2.研究了多分量LFM信号调频参数估计方法。高速机动目标的雷达回波信号处理均和LFM信号的检测和参数估计有关。为了研究LFM信号的二次匹配处理与参数估计,首次从理论上系统研究了LFM信号Radon-Wigner变换(RWT)、Wigner- Hough变换(WHT)、分数阶傅立叶变换(FrFT)、解线调方法(Dechirp)、Chirp-Fourier变换(CFT)和最大似然(ML)等线性调频参数估计方法的相互转换关系,给出了LFM信号调频参数估计的最佳表述。首次系统地给出了基于RWT的LFM信号快速调频参数估计,提出了利用频率偏差系数和剩余展宽系数分析LFM信号参数估计性能的方法。并提出了基于Radon-Ambiguity变换(RAT)的LFM信号快速调频参数估计。计算量比较分析表明RAT和RWT方法的运算量是相近的,估计性能均能达到了Cramer-Rao门限(CRB)。RWT法能同时估计LFM信号的频率和调频率,适合分析任意多分量LFM信号,由于能够充分利用各分量信号的能量,因此RAT适合估计同调频率多分量信号的调频率。
3.基于RWT方法研究了多分量LFM信号分辨力和多目标分辨力。首次用二次项泰勒级数展开给出了RWT输出的近似解析表达式,从理论上给出了频率和调频率联合分辨数学表达式,以及延迟时间、频率和调频率的联合分辨力,并得到仿真验证。然后给出了脉冲多普勒雷达的速度和加速度联合分辨表达式,表明其联合分辨条件为运动参数不同引起的路径偏差大于半个波长,仿真比较了傅立叶变换和RWT的性能。最后给出了LFM雷达的距离、速度和加速度的联合分辨表达式,表明其分辨条件决定于两目标的径向位置偏差(分辨单元级)和相参时间内径向运动距离偏差(波长级),并仿真比较了匹配滤波和RWT的性能。本研究有助于机动目标的跟踪,以及群目标的分辨与识别。
4.系统研究了高速机动目标的宽带雷达运动补偿、目标连续跟踪测量和ISAR成像与定标。根据速度和加速度的调频频谱展宽特点,提出了机动目标宽带一维距离像回波线性化模型,给出了RAT法线性参数估计与运动补偿方法,并进一步分析了测速和测距误差。仿真表明该方法很好地解决了未知运动参数情况下机动目标的一维距离像频谱展宽问题。其次为了有效利用雷达资源,一旦窄带跟踪到目标后,雷达可以转入宽带一维成像与单脉冲跟踪。给出了宽带一维像的测速、测距和测角模型,并得到仿真验证。目标一维像的连续定位跟踪可以增加目标跟踪数据率,提高雷达对机动目标跟踪能力。
提出了匀加速目标的变尺度RWT成像与定标方法。该方法首先根据多个距离单元信号的调频参数估计,用加权最小二乘法解算出目标转动参数,并利用转动参数对横向信号实施纵向参数补偿;最后利用变尺度RWT实现成像与定标。算法速度较常规RWT成像有大幅度提高,成像性能更稳定,仿真实验和外场数据的ISAR成像处理验证了该方法的有效性。该方法在非合作机动目标ISAR成像与定标方面有很好的应用前景。另外纵向参数补偿法对于匀速运动目标仍然具有很好的应用价值。

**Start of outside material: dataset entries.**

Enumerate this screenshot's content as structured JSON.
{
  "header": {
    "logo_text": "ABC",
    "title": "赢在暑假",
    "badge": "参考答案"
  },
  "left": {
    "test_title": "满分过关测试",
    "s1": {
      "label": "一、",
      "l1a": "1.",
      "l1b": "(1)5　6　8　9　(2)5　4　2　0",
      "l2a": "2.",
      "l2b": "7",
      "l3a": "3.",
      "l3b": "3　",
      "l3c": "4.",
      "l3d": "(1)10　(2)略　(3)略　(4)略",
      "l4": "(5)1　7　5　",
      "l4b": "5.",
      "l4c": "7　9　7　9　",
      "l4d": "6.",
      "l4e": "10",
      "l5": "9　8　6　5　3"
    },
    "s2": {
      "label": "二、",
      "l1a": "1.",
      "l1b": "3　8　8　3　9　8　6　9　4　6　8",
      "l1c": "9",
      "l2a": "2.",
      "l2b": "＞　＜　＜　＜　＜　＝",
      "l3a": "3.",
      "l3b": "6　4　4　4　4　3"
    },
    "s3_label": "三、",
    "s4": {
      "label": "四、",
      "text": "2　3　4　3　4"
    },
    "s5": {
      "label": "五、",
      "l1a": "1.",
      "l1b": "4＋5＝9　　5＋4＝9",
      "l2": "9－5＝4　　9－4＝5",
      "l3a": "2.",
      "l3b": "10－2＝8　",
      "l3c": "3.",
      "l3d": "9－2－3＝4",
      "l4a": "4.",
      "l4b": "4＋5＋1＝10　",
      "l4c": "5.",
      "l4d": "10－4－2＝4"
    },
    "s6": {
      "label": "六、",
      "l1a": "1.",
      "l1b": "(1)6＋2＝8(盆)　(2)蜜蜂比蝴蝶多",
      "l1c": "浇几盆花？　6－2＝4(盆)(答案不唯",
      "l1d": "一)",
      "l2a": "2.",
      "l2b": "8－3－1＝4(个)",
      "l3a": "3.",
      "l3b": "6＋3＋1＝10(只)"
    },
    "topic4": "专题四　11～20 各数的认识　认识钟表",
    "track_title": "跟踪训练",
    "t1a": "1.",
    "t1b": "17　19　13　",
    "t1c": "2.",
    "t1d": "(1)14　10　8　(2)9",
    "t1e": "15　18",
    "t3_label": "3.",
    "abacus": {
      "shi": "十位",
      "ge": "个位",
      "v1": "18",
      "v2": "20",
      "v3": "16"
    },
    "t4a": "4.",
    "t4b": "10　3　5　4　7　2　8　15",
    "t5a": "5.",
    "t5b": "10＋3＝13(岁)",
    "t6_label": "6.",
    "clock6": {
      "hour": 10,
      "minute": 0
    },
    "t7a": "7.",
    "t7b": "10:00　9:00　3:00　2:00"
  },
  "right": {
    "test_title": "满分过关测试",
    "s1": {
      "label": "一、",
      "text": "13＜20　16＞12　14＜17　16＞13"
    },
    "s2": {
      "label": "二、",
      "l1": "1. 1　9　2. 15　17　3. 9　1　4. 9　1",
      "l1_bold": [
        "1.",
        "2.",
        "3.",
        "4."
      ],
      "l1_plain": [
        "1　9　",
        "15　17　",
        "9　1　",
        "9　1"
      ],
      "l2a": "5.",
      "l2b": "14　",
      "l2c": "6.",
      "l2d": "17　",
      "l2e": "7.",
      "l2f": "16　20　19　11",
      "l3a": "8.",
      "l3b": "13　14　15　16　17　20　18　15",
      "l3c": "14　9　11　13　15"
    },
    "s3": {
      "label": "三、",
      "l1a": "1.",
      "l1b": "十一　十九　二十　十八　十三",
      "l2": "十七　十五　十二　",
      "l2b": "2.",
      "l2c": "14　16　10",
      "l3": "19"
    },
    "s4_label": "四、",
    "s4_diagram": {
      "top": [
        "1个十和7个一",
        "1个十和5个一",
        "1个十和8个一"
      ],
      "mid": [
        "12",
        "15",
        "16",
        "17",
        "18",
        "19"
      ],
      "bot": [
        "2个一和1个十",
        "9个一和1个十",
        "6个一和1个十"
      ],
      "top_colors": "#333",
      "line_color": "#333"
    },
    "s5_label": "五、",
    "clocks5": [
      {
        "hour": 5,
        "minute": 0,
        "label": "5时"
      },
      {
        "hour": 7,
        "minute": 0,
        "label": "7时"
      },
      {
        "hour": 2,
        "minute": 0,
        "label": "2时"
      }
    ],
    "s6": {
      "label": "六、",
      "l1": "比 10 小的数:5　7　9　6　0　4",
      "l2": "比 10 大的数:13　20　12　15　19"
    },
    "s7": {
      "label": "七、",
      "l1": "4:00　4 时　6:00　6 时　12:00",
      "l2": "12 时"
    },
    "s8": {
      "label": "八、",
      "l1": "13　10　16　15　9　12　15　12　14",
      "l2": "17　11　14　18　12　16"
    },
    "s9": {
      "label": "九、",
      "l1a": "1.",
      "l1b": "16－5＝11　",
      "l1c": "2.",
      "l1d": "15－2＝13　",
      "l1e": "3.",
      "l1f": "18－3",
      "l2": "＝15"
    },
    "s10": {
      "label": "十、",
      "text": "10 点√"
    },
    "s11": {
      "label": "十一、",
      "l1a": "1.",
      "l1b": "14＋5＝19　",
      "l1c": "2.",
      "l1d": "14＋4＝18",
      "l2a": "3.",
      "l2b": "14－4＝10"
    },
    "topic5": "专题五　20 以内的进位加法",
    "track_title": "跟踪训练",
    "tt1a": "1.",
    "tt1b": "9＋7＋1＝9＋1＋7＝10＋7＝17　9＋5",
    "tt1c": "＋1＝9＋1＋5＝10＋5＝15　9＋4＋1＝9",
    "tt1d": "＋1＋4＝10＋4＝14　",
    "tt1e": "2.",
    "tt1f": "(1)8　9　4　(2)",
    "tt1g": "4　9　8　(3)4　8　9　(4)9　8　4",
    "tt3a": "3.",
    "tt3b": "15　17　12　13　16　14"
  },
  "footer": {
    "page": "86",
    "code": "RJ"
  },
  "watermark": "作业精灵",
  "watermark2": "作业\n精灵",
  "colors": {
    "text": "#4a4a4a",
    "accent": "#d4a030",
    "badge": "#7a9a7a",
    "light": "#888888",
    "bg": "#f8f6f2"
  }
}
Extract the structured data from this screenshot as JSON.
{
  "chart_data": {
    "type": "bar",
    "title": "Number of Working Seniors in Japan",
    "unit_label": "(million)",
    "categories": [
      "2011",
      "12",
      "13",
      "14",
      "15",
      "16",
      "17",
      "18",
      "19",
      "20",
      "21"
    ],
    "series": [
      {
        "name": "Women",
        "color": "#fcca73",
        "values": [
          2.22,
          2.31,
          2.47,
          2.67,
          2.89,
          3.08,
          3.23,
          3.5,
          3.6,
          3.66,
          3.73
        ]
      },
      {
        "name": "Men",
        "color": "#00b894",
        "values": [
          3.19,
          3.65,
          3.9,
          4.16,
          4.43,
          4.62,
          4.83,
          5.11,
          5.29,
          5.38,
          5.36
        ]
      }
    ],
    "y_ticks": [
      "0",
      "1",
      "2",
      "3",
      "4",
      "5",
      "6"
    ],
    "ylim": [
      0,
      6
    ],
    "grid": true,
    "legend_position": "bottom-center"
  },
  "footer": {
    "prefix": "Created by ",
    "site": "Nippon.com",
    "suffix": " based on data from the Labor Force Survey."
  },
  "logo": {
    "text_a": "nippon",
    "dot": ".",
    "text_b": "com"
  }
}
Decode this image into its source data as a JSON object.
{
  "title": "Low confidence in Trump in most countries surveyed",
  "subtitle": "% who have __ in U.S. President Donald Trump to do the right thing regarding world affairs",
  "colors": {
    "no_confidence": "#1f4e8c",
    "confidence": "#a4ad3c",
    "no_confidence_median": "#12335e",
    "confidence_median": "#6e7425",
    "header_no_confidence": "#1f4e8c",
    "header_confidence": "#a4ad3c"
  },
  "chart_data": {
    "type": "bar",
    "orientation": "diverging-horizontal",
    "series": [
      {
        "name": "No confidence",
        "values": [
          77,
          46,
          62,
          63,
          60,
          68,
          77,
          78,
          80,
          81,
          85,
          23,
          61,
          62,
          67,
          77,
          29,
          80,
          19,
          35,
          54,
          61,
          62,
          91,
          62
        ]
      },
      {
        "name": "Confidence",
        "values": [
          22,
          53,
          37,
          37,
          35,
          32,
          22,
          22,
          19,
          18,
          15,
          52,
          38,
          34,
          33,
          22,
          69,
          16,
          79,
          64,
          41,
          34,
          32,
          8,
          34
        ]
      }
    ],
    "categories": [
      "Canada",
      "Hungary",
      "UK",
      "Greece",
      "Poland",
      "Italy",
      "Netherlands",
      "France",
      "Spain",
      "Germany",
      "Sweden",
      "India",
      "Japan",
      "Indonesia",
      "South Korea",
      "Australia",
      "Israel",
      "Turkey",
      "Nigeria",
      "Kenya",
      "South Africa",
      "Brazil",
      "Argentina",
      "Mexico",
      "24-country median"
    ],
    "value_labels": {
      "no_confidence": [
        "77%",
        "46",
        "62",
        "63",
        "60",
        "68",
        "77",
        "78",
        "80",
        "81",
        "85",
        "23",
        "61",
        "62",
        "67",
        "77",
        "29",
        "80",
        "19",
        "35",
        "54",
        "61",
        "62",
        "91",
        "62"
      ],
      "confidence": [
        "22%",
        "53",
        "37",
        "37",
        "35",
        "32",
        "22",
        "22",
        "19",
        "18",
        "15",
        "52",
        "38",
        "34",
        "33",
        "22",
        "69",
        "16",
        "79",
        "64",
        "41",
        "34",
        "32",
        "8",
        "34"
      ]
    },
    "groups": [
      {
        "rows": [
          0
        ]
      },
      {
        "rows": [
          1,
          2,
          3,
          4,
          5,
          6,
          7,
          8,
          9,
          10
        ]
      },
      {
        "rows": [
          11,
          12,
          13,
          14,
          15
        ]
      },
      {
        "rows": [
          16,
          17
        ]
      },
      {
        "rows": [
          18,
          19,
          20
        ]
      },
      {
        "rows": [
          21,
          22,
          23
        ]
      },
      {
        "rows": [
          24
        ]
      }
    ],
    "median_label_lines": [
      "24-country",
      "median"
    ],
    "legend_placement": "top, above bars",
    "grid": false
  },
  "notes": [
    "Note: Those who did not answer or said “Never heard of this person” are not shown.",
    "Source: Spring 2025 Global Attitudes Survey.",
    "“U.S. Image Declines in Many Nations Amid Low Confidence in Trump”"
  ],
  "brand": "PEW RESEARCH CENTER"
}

另外为了验证变尺度RWT成像,提出了基于外场测试数据的插值变采样机动目标数据产生方法,并进行了仿真验证。最后基于对称目标的对称轴与对称点直线垂直,给出了对称目标转角估计和横向定标新方法,并给出了定标参数估计误差表达式,定量分析了影响定标参数估计误差的各因素,并进行了仿真验证。该方法结构简单,运算量小。
论文研究成果可以应用于脉冲多普勒雷达、LFM连续波雷达、步进频雷达、远程预警雷达和成像雷达等,对于雷达信息处理等诸多领域均提供借鉴和参考,同时对于弹道导弹生存和突防能力等应用领域研究具有十分重大的理论意义和军事价值。
Along with the unceasing development of domestic and foreign missile defense penetration and counter-defense penetration technology, the high-speed maneuver has become the main means of defense penetration. The high-speed maneuvering target is provided with a big radar radial velocity and acceleration, if the conventional signal processing method is used, the resolution performance and signal noise ratio of defense radar decrease, and the wideband range profile is broadening, and the two-dimension image is blurring, which induce that the defense radar fail in detection, tracking and image formation for the high-speed maneuvering target. How to enhance the radar in target detection, tracking and image formation for the high-speed maneuvering target already became the front topic and the pressing task for the current radar technology domain.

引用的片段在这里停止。